Grumbleface Jr. Goes To Barely Alive Valley

To say that I wanted to go back to Death Valley after viewing Old Grumbleface’s recent posts would be a gigantic understatement. If we weren’t living in the time of Covid, I might have booked a flight to Las Vegas, like, YESTERDAY.
To say that I wish I had as big of a beard and as grumbly of a face as Old Grumbleface would also be a pretty big understatement. As you can see by the scraggly fuzz on my boyish cheeks, by the lack of conviction in my best grumbly face and by the fact that I’m not in Death Valley right now, I cannot match my idol in any way.
Some say imitation is the sincerest form of flattery.
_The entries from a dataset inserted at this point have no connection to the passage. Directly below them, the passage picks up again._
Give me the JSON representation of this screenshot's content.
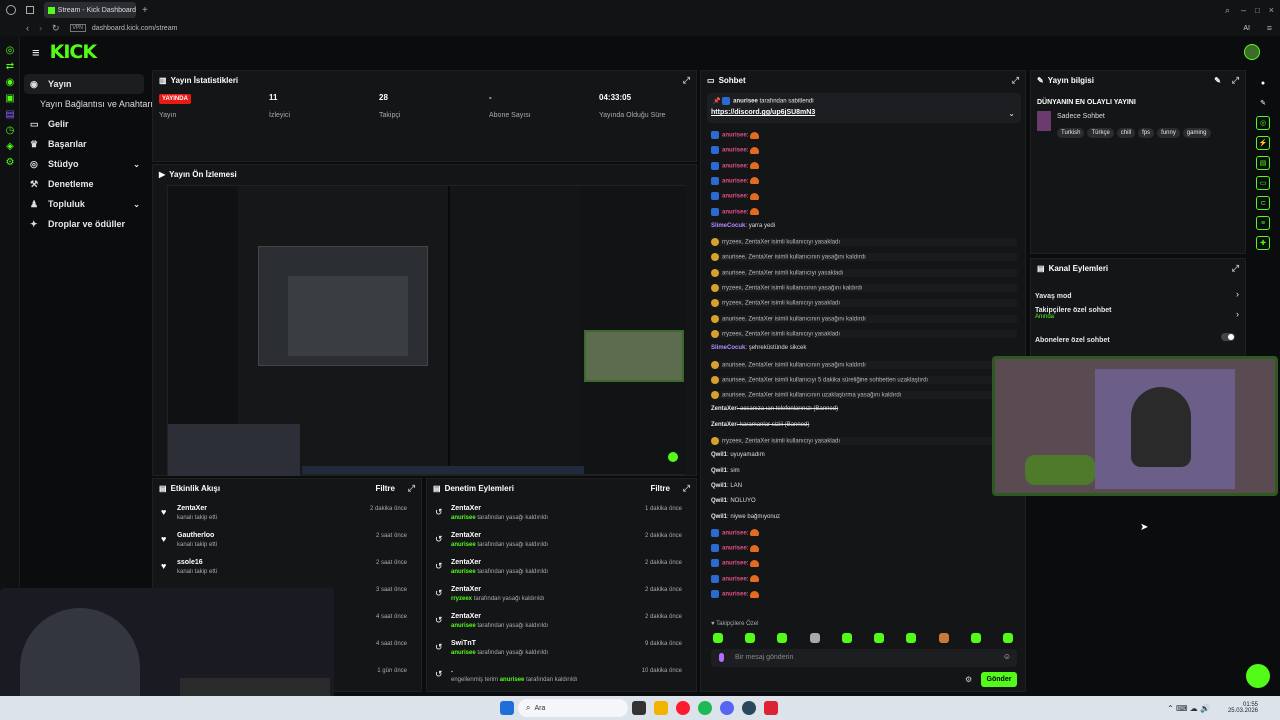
{
  "browser": {
    "tab_title": "Stream - Kick Dashboard",
    "url": "dashboard.kick.com/stream",
    "vpn_label": "VPN",
    "ai_label": "AI"
  },
  "header": {
    "logo": "KICK"
  },
  "sidebar": {
    "items": [
      {
        "label": "Yayın",
        "icon": "broadcast-icon"
      },
      {
        "label": "Yayın Bağlantısı ve Anahtarı",
        "icon": ""
      },
      {
        "label": "Gelir",
        "icon": "wallet-icon"
      },
      {
        "label": "Başarılar",
        "icon": "trophy-icon"
      },
      {
        "label": "Stüdyo",
        "icon": "studio-icon"
      },
      {
        "label": "Denetleme",
        "icon": "hammer-icon"
      },
      {
        "label": "Topluluk",
        "icon": "community-icon"
      },
      {
        "label": "Droplar ve ödüller",
        "icon": "gift-icon"
      }
    ]
  },
  "stats": {
    "title": "Yayın İstatistikleri",
    "live_badge": "YAYINDA",
    "live_label": "Yayın",
    "viewers_value": "11",
    "viewers_label": "İzleyici",
    "followers_value": "28",
    "followers_label": "Takipçi",
    "subs_value": "-",
    "subs_label": "Abone Sayısı",
    "uptime_value": "04:33:05",
    "uptime_label": "Yayında Olduğu Süre"
  },
  "preview": {
    "title": "Yayın Ön İzlemesi"
  },
  "activity": {
    "title": "Etkinlik Akışı",
    "filter": "Filtre",
    "rows": [
      {
        "name": "ZentaXer",
        "sub": "kanalı takip etti",
        "time": "2 dakika önce"
      },
      {
        "name": "Gautherloo",
        "sub": "kanalı takip etti",
        "time": "2 saat önce"
      },
      {
        "name": "ssole16",
        "sub": "kanalı takip etti",
        "time": "2 saat önce"
      },
      {
        "name": "",
        "sub": "",
        "time": "3 saat önce"
      },
      {
        "name": "",
        "sub": "",
        "time": "4 saat önce"
      },
      {
        "name": "",
        "sub": "",
        "time": "4 saat önce"
      },
      {
        "name": "",
        "sub": "",
        "time": "1 gün önce"
      }
    ]
  },
  "moderation": {
    "title": "Denetim Eylemleri",
    "filter": "Filtre",
    "rows": [
      {
        "name": "ZentaXer",
        "actor": "anurisee",
        "sub": "tarafından yasağı kaldırıldı",
        "time": "1 dakika önce"
      },
      {
        "name": "ZentaXer",
        "actor": "anurisee",
        "sub": "tarafından yasağı kaldırıldı",
        "time": "2 dakika önce"
      },
      {
        "name": "ZentaXer",
        "actor": "anurisee",
        "sub": "tarafından yasağı kaldırıldı",
        "time": "2 dakika önce"
      },
      {
        "name": "ZentaXer",
        "actor": "rryzeex",
        "sub": "tarafından yasağı kaldırıldı",
        "time": "2 dakika önce"
      },
      {
        "name": "ZentaXer",
        "actor": "anurisee",
        "sub": "tarafından yasağı kaldırıldı",
        "time": "2 dakika önce"
      },
      {
        "name": "SwiTnT",
        "actor": "anurisee",
        "sub": "tarafından yasağı kaldırıldı",
        "time": "9 dakika önce"
      },
      {
        "name": ".",
        "actor": "anurisee",
        "sub": "engellenmiş terim",
        "sub2": "tarafından kaldırıldı",
        "time": "10 dakika önce"
      }
    ]
  },
  "chat": {
    "title": "Sohbet",
    "pinned_by_user": "anurisee",
    "pinned_by_text": "tarafından sabitlendi",
    "pinned_link": "https://discord.gg/up6jSU8mN3",
    "lines": [
      {
        "type": "msg",
        "user": "anurisee",
        "text": ":",
        "emote": true
      },
      {
        "type": "msg",
        "user": "anurisee",
        "text": ":",
        "emote": true
      },
      {
        "type": "msg",
        "user": "anurisee",
        "text": ":",
        "emote": true
      },
      {
        "type": "msg",
        "user": "anurisee",
        "text": ":",
        "emote": true
      },
      {
        "type": "msg",
        "user": "anurisee",
        "text": ":",
        "emote": true
      },
      {
        "type": "msg",
        "user": "anurisee",
        "text": ":",
        "emote": true
      },
      {
        "type": "user",
        "user": "SlimeCocuk",
        "text": ": yarra yedi"
      },
      {
        "type": "sys",
        "text": "rryzeex, ZentaXer isimli kullanıcıyı yasakladı"
      },
      {
        "type": "sys",
        "text": "anurisee, ZentaXer isimli kullanıcının yasağını kaldırdı"
      },
      {
        "type": "sys",
        "text": "anurisee, ZentaXer isimli kullanıcıyı yasakladı"
      },
      {
        "type": "sys",
        "text": "rryzeex, ZentaXer isimli kullanıcının yasağını kaldırdı"
      },
      {
        "type": "sys",
        "text": "rryzeex, ZentaXer isimli kullanıcıyı yasakladı"
      },
      {
        "type": "sys",
        "text": "anurisee, ZentaXer isimli kullanıcının yasağını kaldırdı"
      },
      {
        "type": "sys",
        "text": "rryzeex, ZentaXer isimli kullanıcıyı yasakladı"
      },
      {
        "type": "user",
        "user": "SlimeCocuk",
        "text": ": şehreküstünde sikcek"
      },
      {
        "type": "sys",
        "text": "anurisee, ZentaXer isimli kullanıcının yasağını kaldırdı"
      },
      {
        "type": "sys",
        "text": "anurisee, ZentaXer isimli kullanıcıyı 5 dakika süreliğine sohbetten uzaklaştırdı"
      },
      {
        "type": "sys",
        "text": "anurisee, ZentaXer isimli kullanıcının uzaklaştırma yasağını kaldırdı"
      },
      {
        "type": "user",
        "user": "ZentaXer",
        "text": ": acsanıza ıan telefonlarınızı (Banned)"
      },
      {
        "type": "user",
        "user": "ZentaXer",
        "text": ": karamanlar siziii (Banned)"
      },
      {
        "type": "sys",
        "text": "rryzeex, ZentaXer isimli kullanıcıyı yasakladı"
      },
      {
        "type": "user",
        "user": "Qwil1",
        "text": ": uyuyamadım",
        "white": true
      },
      {
        "type": "user",
        "user": "Qwil1",
        "text": ": sim",
        "white": true
      },
      {
        "type": "user",
        "user": "Qwil1",
        "text": ": LAN",
        "white": true
      },
      {
        "type": "user",
        "user": "Qwil1",
        "text": ": NOLUYO",
        "white": true
      },
      {
        "type": "user",
        "user": "Qwil1",
        "text": ": niywe bağmıyonuz",
        "white": true
      },
      {
        "type": "msg",
        "user": "anurisee",
        "text": ":",
        "emote": true
      },
      {
        "type": "msg",
        "user": "anurisee",
        "text": ":",
        "emote": true
      },
      {
        "type": "msg",
        "user": "anurisee",
        "text": ":",
        "emote": true
      },
      {
        "type": "msg",
        "user": "anurisee",
        "text": ":",
        "emote": true
      },
      {
        "type": "msg",
        "user": "anurisee",
        "text": ":",
        "emote": true
      }
    ],
    "followers_only": "Takipçilere Özel",
    "input_placeholder": "Bir mesaj gönderin",
    "send_label": "Gönder"
  },
  "info": {
    "title": "Yayın bilgisi",
    "stream_title": "DÜNYANIN EN OLAYLI YAYINI",
    "category": "Sadece Sohbet",
    "tags": [
      "Turkish",
      "Türkçe",
      "chill",
      "fps",
      "funny",
      "gaming"
    ]
  },
  "channel_actions": {
    "title": "Kanal Eylemleri",
    "slow_mode": "Yavaş mod",
    "followers_chat": "Takipçilere özel sohbet",
    "followers_chat_sub": "Anında",
    "subs_chat": "Abonelere özel sohbet"
  },
  "taskbar": {
    "search": "Ara",
    "time": "01:55",
    "date": "25.03.2026"
  },
  "colors": {
    "accent": "#53fc18",
    "live": "#e91916",
    "bg": "#0b0c0d",
    "panel": "#141517"
  }
}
I say parody is the sincerest form of flattery. Therefore, I present this description of today’s bike ride.
I know from three different visits that California’s Death Valley is one of the most awesome places on earth. However, today’s alternative, Minnesota’s Barely Alive Valley is pretty awesome too. In fact, I would venture to say that Barely Alive Valley has everything to offer that Death Valley has. The proof is in the pictures.








There are a few icy patches on the gravel roads but they’re easy to avoid. Most of the snow is gone too. It’s a warmer day than yesterday, but still only in the upper 30’s (F). I didn’t have to wear too much warmer clothing in Barely Alive Valley than I saw Old Grumbleface and Ace Support Crew wearing in Death Valley.
I even saw fighter jets doing their maneuvers on my ride. It was an enormous thrill.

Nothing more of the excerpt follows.